Second possible contributor: decline in outdoor activities – particularly outdoor work such as barnyards, where there is a higher likelihood of injury, and a higher likelihood of soil-contaminated obstacles that cause injury – but also outdoor play; kids playgrounds and play areas are now practically pre-scrubbed, and certainly cleared of any object that might cause deep wounds. Kids playing unsupervised in the woods, or playing around in a pile of old construction materials is a thing of the past.

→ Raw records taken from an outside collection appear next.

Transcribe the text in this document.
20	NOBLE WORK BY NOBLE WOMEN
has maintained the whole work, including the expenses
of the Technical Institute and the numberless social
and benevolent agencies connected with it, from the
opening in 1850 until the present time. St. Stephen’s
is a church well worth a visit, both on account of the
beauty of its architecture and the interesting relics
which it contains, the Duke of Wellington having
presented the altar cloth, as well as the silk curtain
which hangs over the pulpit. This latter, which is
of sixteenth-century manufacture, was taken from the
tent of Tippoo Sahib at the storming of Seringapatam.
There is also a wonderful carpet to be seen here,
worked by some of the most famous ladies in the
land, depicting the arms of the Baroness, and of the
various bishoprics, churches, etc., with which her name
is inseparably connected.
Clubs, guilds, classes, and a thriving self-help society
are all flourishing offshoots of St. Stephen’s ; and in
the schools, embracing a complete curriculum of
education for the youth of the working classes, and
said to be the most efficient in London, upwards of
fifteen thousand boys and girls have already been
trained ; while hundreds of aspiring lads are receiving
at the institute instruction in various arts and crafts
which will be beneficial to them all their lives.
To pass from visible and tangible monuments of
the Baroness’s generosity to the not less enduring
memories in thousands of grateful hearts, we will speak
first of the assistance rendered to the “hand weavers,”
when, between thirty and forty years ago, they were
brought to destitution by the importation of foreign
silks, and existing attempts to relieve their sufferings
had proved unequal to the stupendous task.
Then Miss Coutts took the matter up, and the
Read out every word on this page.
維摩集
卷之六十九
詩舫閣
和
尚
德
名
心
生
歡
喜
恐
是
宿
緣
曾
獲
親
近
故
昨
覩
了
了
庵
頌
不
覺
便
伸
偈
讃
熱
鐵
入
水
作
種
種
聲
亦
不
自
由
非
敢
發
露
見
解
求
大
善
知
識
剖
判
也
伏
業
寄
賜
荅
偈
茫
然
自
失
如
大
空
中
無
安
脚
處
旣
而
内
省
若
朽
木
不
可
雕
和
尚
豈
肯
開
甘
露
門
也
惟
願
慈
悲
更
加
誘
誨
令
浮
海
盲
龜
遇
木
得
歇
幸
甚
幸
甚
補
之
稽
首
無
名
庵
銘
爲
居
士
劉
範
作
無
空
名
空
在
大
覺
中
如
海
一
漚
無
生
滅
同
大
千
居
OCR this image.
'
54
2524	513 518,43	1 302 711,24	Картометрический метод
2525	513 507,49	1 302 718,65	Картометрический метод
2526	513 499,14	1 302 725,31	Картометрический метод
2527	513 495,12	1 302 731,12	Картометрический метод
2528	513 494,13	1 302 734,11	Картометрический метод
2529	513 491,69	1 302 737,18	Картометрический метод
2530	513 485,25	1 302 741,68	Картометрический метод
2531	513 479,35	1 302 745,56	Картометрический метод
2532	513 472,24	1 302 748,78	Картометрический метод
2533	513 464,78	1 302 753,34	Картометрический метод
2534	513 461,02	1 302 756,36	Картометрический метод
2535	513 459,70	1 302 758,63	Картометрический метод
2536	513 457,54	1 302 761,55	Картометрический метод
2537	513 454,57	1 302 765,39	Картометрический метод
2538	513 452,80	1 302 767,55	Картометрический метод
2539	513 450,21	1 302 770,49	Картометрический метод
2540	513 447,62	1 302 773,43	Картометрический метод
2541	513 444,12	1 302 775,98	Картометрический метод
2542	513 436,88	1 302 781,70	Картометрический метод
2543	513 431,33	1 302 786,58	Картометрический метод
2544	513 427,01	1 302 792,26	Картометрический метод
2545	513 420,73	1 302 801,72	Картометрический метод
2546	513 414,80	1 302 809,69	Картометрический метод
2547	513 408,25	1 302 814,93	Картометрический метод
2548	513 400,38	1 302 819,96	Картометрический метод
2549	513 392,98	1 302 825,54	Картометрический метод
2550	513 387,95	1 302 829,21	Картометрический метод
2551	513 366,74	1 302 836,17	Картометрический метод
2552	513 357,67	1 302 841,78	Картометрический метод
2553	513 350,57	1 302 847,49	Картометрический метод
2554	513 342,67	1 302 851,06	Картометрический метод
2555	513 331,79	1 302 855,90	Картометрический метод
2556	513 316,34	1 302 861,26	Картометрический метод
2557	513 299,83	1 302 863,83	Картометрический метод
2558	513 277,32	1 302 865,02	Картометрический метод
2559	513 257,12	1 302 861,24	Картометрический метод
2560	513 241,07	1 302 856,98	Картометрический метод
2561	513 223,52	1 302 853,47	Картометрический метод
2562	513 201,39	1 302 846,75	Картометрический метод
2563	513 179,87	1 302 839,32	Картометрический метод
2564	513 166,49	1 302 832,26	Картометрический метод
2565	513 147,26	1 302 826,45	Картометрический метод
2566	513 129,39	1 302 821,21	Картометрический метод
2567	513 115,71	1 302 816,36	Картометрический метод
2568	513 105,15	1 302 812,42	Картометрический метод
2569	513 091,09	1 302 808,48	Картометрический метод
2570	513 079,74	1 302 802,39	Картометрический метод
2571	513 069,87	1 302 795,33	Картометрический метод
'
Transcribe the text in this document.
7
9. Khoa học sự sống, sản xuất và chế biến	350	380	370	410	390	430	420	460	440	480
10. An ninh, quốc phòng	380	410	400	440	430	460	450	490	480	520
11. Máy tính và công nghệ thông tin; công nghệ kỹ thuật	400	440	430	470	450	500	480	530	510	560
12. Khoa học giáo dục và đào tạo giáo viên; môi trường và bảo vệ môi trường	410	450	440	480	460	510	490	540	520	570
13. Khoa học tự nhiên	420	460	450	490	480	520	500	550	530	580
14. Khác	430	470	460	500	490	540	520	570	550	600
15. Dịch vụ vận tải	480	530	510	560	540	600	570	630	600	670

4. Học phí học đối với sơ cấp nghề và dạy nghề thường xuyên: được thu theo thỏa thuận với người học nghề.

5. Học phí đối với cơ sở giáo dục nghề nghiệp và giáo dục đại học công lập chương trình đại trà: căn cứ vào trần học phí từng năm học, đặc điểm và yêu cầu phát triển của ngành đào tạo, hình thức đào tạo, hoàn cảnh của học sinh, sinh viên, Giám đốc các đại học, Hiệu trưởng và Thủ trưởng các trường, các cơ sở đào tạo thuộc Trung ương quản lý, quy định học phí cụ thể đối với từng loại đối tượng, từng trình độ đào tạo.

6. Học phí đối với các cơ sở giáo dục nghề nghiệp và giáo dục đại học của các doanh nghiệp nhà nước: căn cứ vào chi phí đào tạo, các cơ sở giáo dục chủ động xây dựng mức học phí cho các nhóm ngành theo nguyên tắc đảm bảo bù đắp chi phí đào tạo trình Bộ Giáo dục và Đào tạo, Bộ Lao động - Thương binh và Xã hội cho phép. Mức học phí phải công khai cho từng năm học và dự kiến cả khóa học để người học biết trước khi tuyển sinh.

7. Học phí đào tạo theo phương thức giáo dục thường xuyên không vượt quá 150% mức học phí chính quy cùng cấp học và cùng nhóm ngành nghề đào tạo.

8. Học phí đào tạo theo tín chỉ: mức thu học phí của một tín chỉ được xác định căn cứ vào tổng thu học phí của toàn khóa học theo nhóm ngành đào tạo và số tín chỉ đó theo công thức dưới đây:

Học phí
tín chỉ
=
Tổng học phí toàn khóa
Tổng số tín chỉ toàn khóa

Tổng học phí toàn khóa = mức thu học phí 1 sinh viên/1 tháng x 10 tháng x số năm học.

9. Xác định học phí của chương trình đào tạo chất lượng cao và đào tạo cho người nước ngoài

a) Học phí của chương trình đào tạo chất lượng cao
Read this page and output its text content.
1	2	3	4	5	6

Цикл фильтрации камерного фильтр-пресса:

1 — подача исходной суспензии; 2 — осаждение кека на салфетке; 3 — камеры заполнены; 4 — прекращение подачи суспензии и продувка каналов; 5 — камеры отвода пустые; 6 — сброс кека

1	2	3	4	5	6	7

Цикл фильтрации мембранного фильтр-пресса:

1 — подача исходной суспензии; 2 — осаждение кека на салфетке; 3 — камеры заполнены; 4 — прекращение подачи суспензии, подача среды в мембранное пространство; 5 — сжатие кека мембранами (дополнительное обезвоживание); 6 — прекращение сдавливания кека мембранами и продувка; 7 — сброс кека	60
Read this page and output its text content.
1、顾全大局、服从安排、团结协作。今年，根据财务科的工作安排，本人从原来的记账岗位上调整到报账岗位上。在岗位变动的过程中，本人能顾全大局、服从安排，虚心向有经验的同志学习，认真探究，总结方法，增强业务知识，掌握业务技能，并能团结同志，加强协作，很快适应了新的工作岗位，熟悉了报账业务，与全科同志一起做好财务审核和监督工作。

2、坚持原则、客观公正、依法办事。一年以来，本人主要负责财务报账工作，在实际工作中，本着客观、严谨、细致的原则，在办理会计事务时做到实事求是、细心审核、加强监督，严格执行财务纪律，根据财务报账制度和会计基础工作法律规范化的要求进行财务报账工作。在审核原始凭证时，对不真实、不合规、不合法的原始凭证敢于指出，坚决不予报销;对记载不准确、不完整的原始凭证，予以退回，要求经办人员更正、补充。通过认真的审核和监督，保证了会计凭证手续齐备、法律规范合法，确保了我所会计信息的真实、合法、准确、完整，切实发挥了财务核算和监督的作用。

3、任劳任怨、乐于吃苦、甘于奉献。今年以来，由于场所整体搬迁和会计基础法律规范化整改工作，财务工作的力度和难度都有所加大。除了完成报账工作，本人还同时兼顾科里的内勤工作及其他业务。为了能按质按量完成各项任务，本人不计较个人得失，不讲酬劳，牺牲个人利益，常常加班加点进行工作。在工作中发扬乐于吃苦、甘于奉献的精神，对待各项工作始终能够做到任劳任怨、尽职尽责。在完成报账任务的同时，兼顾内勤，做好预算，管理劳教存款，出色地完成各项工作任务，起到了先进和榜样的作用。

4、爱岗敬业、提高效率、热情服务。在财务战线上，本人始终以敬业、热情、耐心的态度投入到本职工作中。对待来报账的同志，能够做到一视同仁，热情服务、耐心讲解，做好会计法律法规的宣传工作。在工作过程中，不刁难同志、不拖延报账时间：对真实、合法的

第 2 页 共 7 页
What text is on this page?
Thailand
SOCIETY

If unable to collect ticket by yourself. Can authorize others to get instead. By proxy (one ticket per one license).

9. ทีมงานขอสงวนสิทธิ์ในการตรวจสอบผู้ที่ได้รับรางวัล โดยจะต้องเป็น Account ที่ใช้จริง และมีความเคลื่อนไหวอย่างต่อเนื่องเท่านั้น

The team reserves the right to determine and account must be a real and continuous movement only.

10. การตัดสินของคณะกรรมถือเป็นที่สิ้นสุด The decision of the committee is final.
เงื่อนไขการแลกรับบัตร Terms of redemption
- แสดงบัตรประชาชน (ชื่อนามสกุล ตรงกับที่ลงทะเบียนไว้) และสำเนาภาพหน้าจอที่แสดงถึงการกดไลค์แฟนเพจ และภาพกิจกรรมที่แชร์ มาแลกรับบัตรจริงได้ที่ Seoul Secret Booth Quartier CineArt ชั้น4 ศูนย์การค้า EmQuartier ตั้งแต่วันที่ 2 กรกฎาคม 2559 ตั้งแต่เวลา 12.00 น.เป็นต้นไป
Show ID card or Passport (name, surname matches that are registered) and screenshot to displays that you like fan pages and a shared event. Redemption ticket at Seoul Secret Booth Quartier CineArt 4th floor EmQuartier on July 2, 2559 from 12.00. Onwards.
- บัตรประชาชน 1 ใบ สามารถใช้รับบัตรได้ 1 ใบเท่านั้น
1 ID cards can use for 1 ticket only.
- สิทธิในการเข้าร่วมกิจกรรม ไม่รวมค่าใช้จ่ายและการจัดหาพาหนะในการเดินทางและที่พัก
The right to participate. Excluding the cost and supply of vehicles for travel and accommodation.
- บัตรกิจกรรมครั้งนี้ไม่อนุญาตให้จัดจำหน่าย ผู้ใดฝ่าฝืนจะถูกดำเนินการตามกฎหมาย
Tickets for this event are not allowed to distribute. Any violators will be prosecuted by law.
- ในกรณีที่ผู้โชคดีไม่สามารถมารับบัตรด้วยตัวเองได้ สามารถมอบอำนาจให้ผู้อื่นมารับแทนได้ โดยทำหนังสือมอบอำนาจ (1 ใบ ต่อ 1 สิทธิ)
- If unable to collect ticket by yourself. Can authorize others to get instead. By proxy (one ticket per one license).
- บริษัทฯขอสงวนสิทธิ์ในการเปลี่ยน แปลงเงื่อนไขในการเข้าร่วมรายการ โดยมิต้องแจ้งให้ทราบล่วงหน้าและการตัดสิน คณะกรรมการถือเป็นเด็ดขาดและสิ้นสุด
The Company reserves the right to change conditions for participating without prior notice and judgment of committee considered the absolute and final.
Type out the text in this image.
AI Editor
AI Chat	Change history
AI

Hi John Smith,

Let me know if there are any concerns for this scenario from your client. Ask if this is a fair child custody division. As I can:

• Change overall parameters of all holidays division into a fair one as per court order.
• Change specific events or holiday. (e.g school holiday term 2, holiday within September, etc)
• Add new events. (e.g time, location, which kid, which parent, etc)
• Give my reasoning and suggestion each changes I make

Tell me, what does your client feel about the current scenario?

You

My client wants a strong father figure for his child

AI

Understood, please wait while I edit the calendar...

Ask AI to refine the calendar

I have read the main reason was the demise of the horse. Tetanus is a horse virus, I think, or maybe it was a horse dung thing I forget, and people used to get it specifically from the nails in horse shoes. When the horse went out of fashion, and shoes became mandatory, tetanus went away.
If I were evaluating odds for kids that would run around a lot barefoot in the presence of horses, I would definitely consider them different than 1/500K.
Tetanus is an anaerobic bacteria that lives in damp, warm soil. Manure in the soil provides nutrition for the bacteria, which is probably where you go the ‘horse dung thing’. However, there are places, like California and Florida, where tetanus resides naturally in the soil in higher levels than normal.
The virus does not have anything to do with horses specifically. You might have remembered it as such because horses are incidentally associated with both nails and feces. Most cases of tetanus these days are associated with either iv drug use or traumatic puncture wounds.
Of course, we’ve got a much lower rate tetanus now than in the past: http://www.cdc.gov/vaccines/pubs/surv-manual/chpt16-tetanus.html
I think you’ve got a point that the decline of the agricultural lifestyle likely decreased the incidence of tetanus, but of course, the rise of an industrial world as put people at risk to exposure from other metallic puncture wounds, and other sources of fecal exposure.
Almost all cases these days are due to “Inadequate [tetanus] vaccination and inadequate wound prophylaxis”, as evidenced by the data in this MMWR report concerning the last decades’ worth of tetanus: http://www.cdc.gov/mmwr/preview/mmwrhtml/mm6012a1.htm
Important to stay up on the literature! Can’t just make assumptions about these things and call it fact without making some unbiased observations.
Basically, I’ve said all I’ve read and with cites. I specifically said “I’ve read” without a cite because I haven’t bothered to try to chase it down and didn’t necessarily repose confidence in it. Assuming the history of tetanus website I found is on track, and also the modern survey, though, it does seem the number of cases has fallen by a pretty impressive amount for whatever reason.
It should probably be pointed out that the tetanus shot is for building up antigens to the toxin and not the pathogen that produces it (I had only recently learned this myself).
I’m still against it being so *forced* though — I once was refused hospital treatment on a very busted forearm until I accepted the shot.